Establishing credit limits and tracking expenses
Key areas in a business credit card agreement include the credit limit and how expenses are tracked and reviewed. Every department in an organization is different, so their credit limits should reflect this. Establish limits on a daily and monthly basis to ensure that spending doesn’t get out of control. You may also consider raising limits during months where business is fast-paced, and then decreasing them during a lull.
Just like you would with a personal card, keep track of expenses with your business credit card.
Some cards, like the American Express Plum card, provide spreadsheets and charts that allow you to track and categorize the expenses of employees with credit card access.
If you’d like to keep this kind of information internal, consider creating an in-house system to review expense reports with your teams. Make sure all employees hang on to their receipts in the event of discrepancies, and understand the importance of submitting expense reports on time to ensure bills are paid. Running late on payments does more than ding your business with late charges. It can even reveal which employees were responsible for lagging during a given month — which can, unfortunately, make you see them as liabilities.
Another alternative to granting credit card access
We aren’t talking about personal credit cards.
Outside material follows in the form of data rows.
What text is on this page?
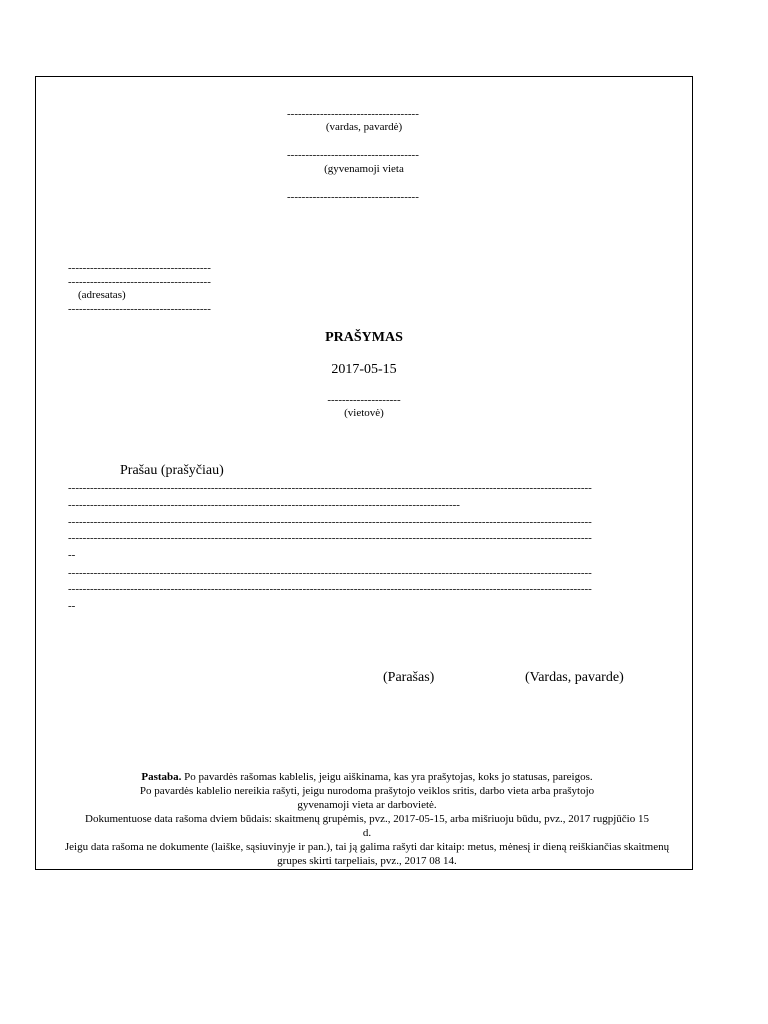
------------------------------------
(vardas, pavardė)
------------------------------------
(gyvenamoji vieta
------------------------------------
---------------------------------------
---------------------------------------
(adresatas)
---------------------------------------
PRAŠYMAS
2017-05-15
--------------------
(vietovė)
Prašau (prašyčiau)
-----------------------------------------------------------------------------------------------------------------------------------------------
-----------------------------------------------------------------------------------------------------------
-----------------------------------------------------------------------------------------------------------------------------------------------
-----------------------------------------------------------------------------------------------------------------------------------------------
--
-----------------------------------------------------------------------------------------------------------------------------------------------
-----------------------------------------------------------------------------------------------------------------------------------------------
--
(Parašas)	(Vardas, pavarde)

Pastaba. Po pavardės rašomas kablelis, jeigu aiškinama, kas yra prašytojas, koks jo statusas, pareigos.

Po pavardės kablelio nereikia rašyti, jeigu nurodoma prašytojo veiklos sritis, darbo vieta arba prašytojo gyvenamoji vieta ar darbovietė.

Dokumentuose data rašoma dviem būdais: skaitmenų grupėmis, pvz., 2017-05-15, arba mišriuoju būdu, pvz., 2017 rugpjūčio 15 d.

Jeigu data rašoma ne dokumente (laiške, sąsiuvinyje ir pan.), tai ją galima rašyti dar kitaip: metus, mėnesį ir dieną reiškiančias skaitmenų grupes skirti tarpeliais, pvz., 2017 08 14.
In my experience, prepaid gift cards can be fantastic alternatives to handing over credit card access to employees. You’ll find these gift cards in virtually any grocery store, in varying increments. With prepaid gift cards, the limits are easily controlled, employees don’t need to spend their own money, and if the card is accidentally misplaced, credit card security doesn’t become a huge issue.
There’s usually a broad area between expectations and reality when you give employees credit card access. Make sure your team knows up front that this kind of privilege is a big responsibility. Let them know how it will be evaluated, the importance of credit card security, and then present alternatives to handling business credit cards, should you need them.